The State Department reported the following human rights problems in the Seychelles during 2009: “Prolonged pretrial detention; abuse of detainees; an inefficient and politically influenced court system; restrictions on speech, press, and assembly; official corruption; violence against women and children; violations of and restrictions on labor rights; and discrimination against foreign workers”.
Anthony D. Marshall
Appointment: Jun 30, 1976
Presentation of Credentials: Jul 1, 1976
Termination of Mission: Left Nairobi Apr 26, 1977
Note: Also accredited to Kenya; resident at Nairobi.
The Indian Ocean island nation of Seychelles (population: 85,000), located about 1,000 miles east of Kenya and 900 miles northeast of Madagascar, sent a new ambassador to the U.S. in September 2012. Marie-Louise Potter succeeded Ronald Jean Jumeau, who had served as ambassador from Seychelles since September 2007, and is now ambassador for Climate Change and Small Island Developing States, resident in New York.
Born on March 15, 1959, in Seychelles, Potter earned degrees in political and social sciences in Seychelles and Cuba.
In 1992 and 1993, she was a delegate of the Seychelles People’s Party (Parti Lepep), then known as the Seychelles Progressive People’s Front (SPPF), to the constitutional commission that drew up the present Constitution of the Third Republic of Seychelles.

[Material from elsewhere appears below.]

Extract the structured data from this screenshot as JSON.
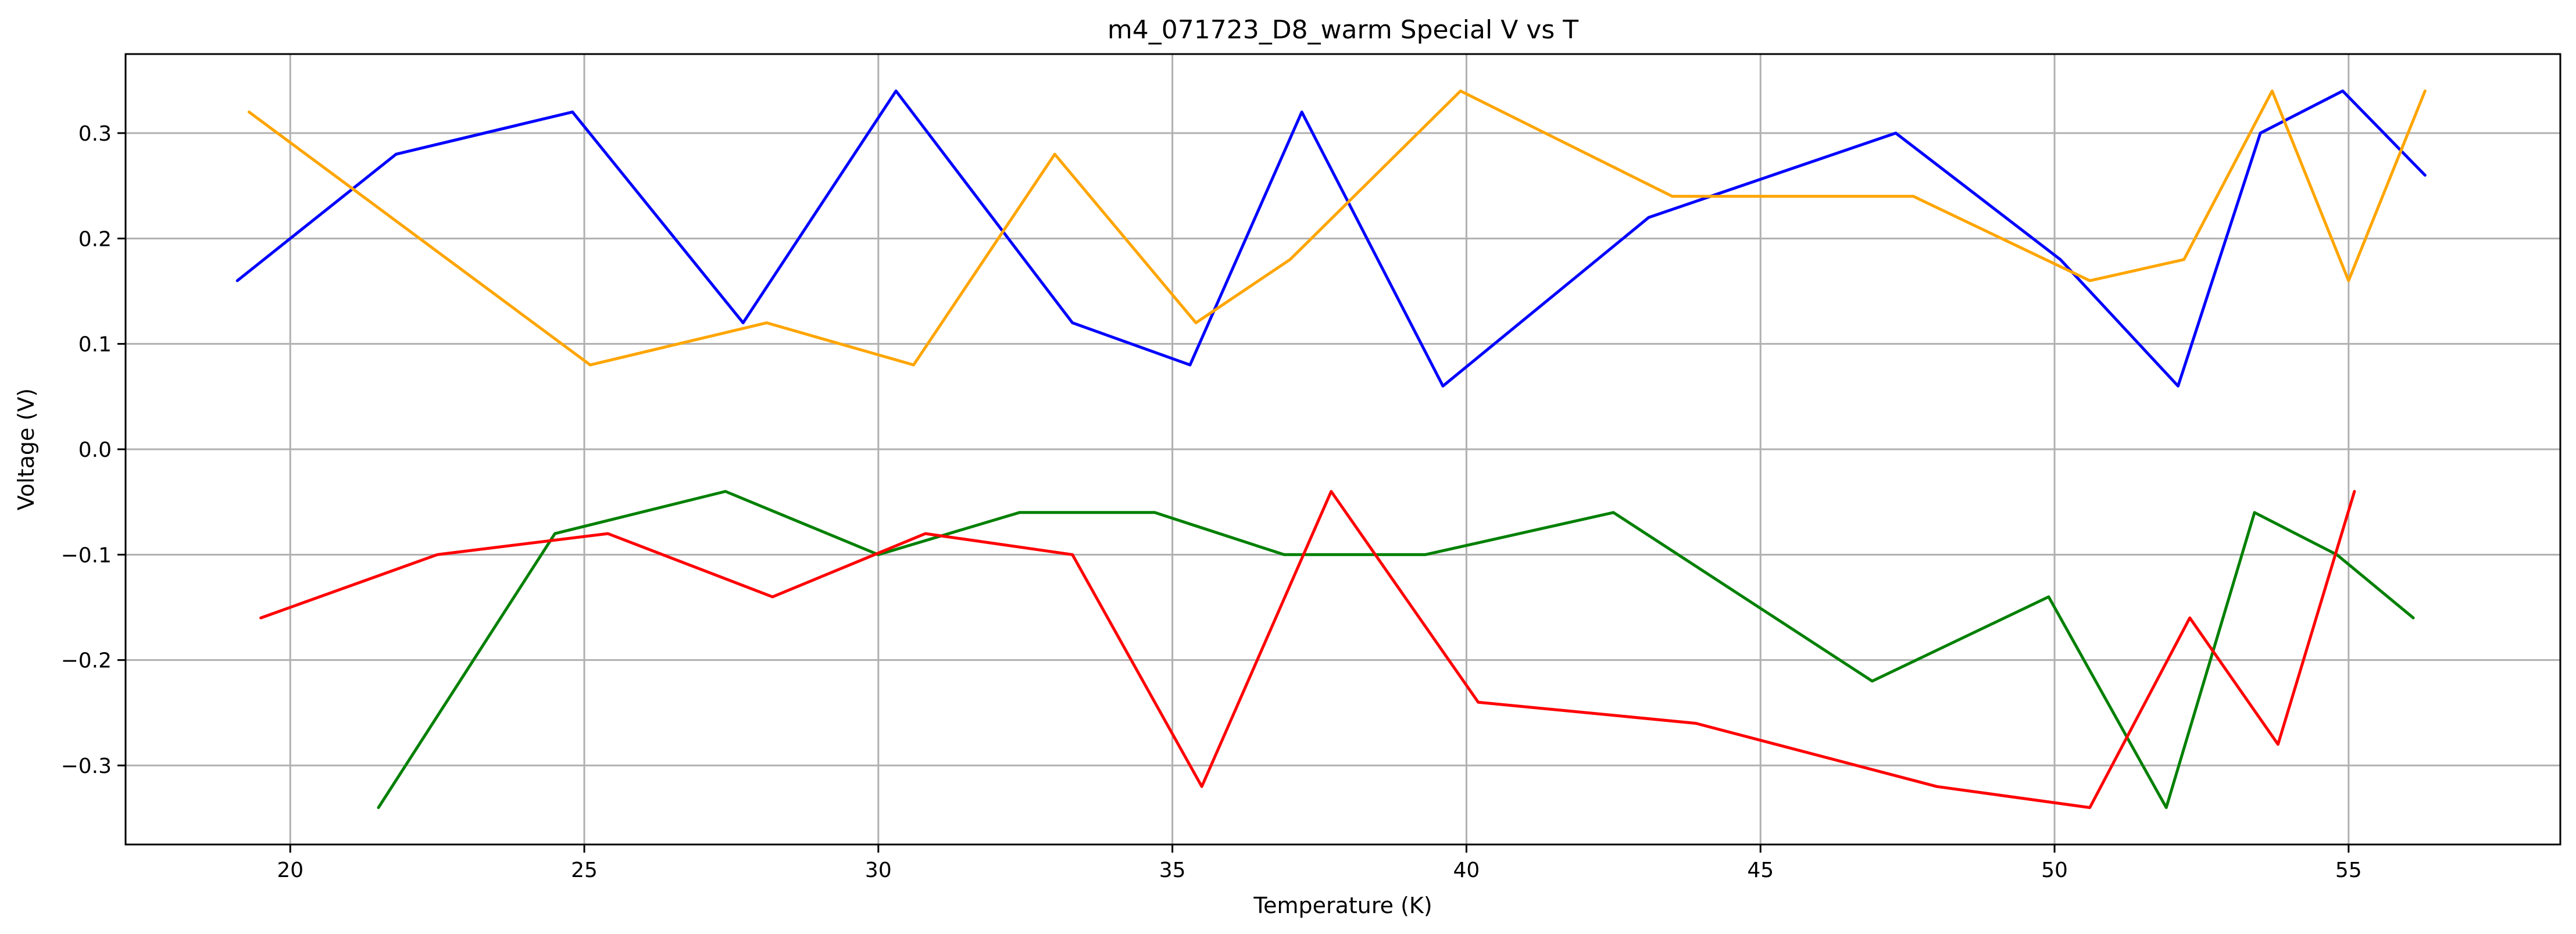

Potter served two consecutive terms as SPPF Member of the National Assembly for Beau Vallon, between 1993 and 2002, and was the director of the Ministry of Local Government, Youth and Sports in 1993.
First elected to the Parti Lepep Central Committee in 2005, and re-elected in January 2012, from 2007 to mid-2012, Potter was Leader of Government Business in Parliament. She caused a stir in September 2010 when she stated that some members of the Parti Lepep did not have sufficient education or technical knowledge to understand the content and meaning of bills placed before them.
Nominated for her first ambassadorship by Seychellois President James Michel on March 30, 2012, Potter presented her credentials to President Obama on September 19. She is concurrently accredited as permanent representative to the United Nations and will be accredited to other nearby countries in the future.
Potter is married and has three children.
As a career diplomat with more than three decades of involvement in international affairs, Mary Jo Wills was confirmed by the United States Senate as the Ambassador to Mauritius and the Seychelles in December of 2009.